WorkBench Model • Automatically identify chip type by specific marker presence • Parse and filter appropriate annotation file to produce a smaller version of annotations, called idx file. • Store all annotations in Map from marker ID to annotation line. • For future accesses, skip filtering step 2.
Issues • A lot of hardcoded values in parser. Chip names, annotation names, etc. (100, 147, 393) • Hardcoded list of included annotations. (393) • Chip type map fragile – dependent on specific markers being present. • Annotations stored in memory in an unparsed state. Forces annotation line to be parsed for every element access. (368, 511) • All included annotations stored in memory. (42) • Would benefit from a Singleton pattern, could then avoid file access in static constructor, methods wouldn’t be static, etc. • Includes GUI elements, causing difficulty with test cases and programmatic usage (108).

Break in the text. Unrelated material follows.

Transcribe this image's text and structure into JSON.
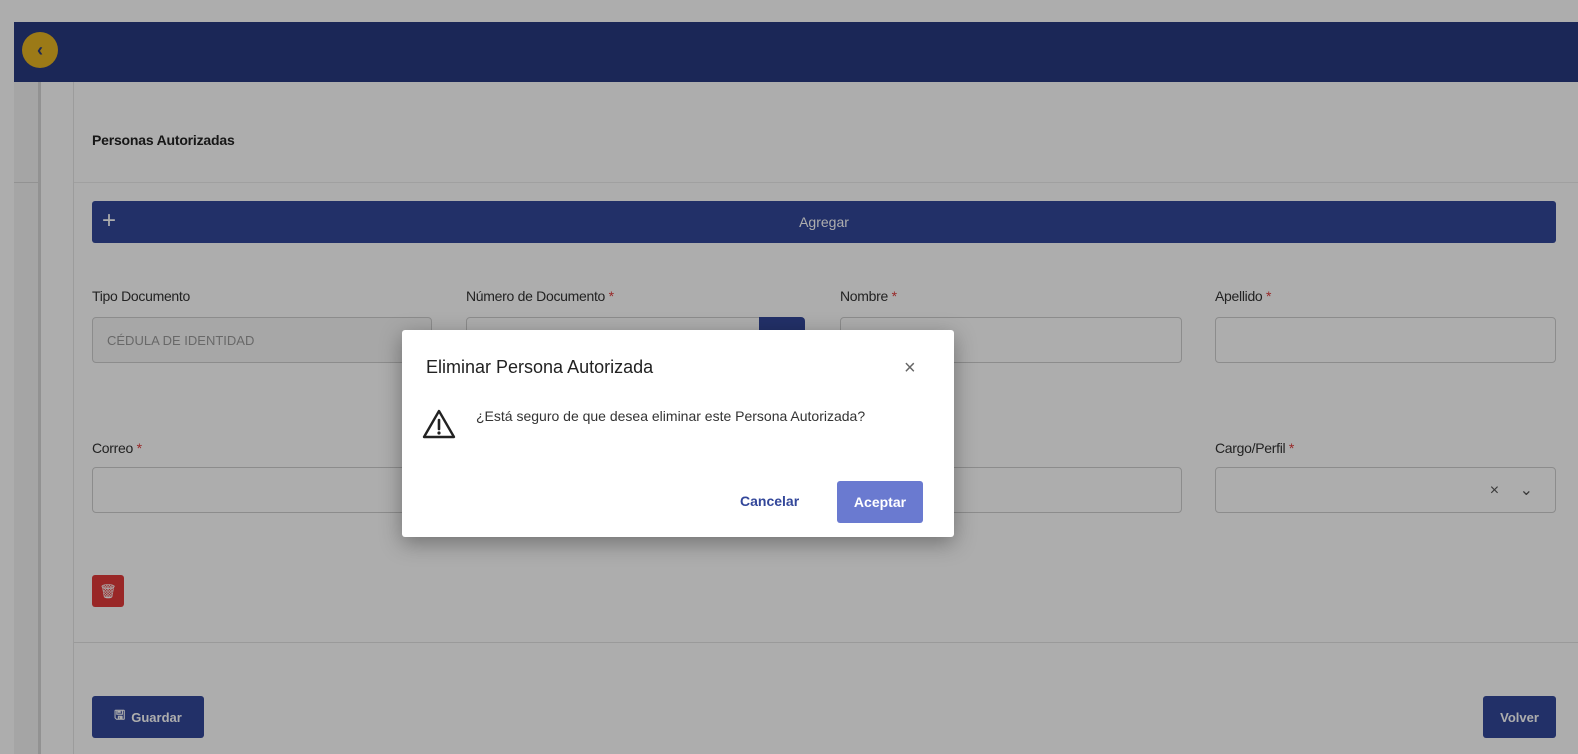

Proposed fixes • Determine and specify relationship between Microarray data objects and Annotation information. What will be the impact if annotations not available? • User requested annotation loading – separate step. • Allow for multiple annotation formats, support non-Affymetrix and custom. • Do not create custom index file. • Allow user specified filtering of annotations. • Explore open source disk based indexes and databases. For example, Berkley DB, hsqldb. • Proper MVC structure, AnnotationParser class simply for loading and parsing data, does not cause GUI events. (Although this can be said of many Data classes, see CSExprMicroarraySet.java:125).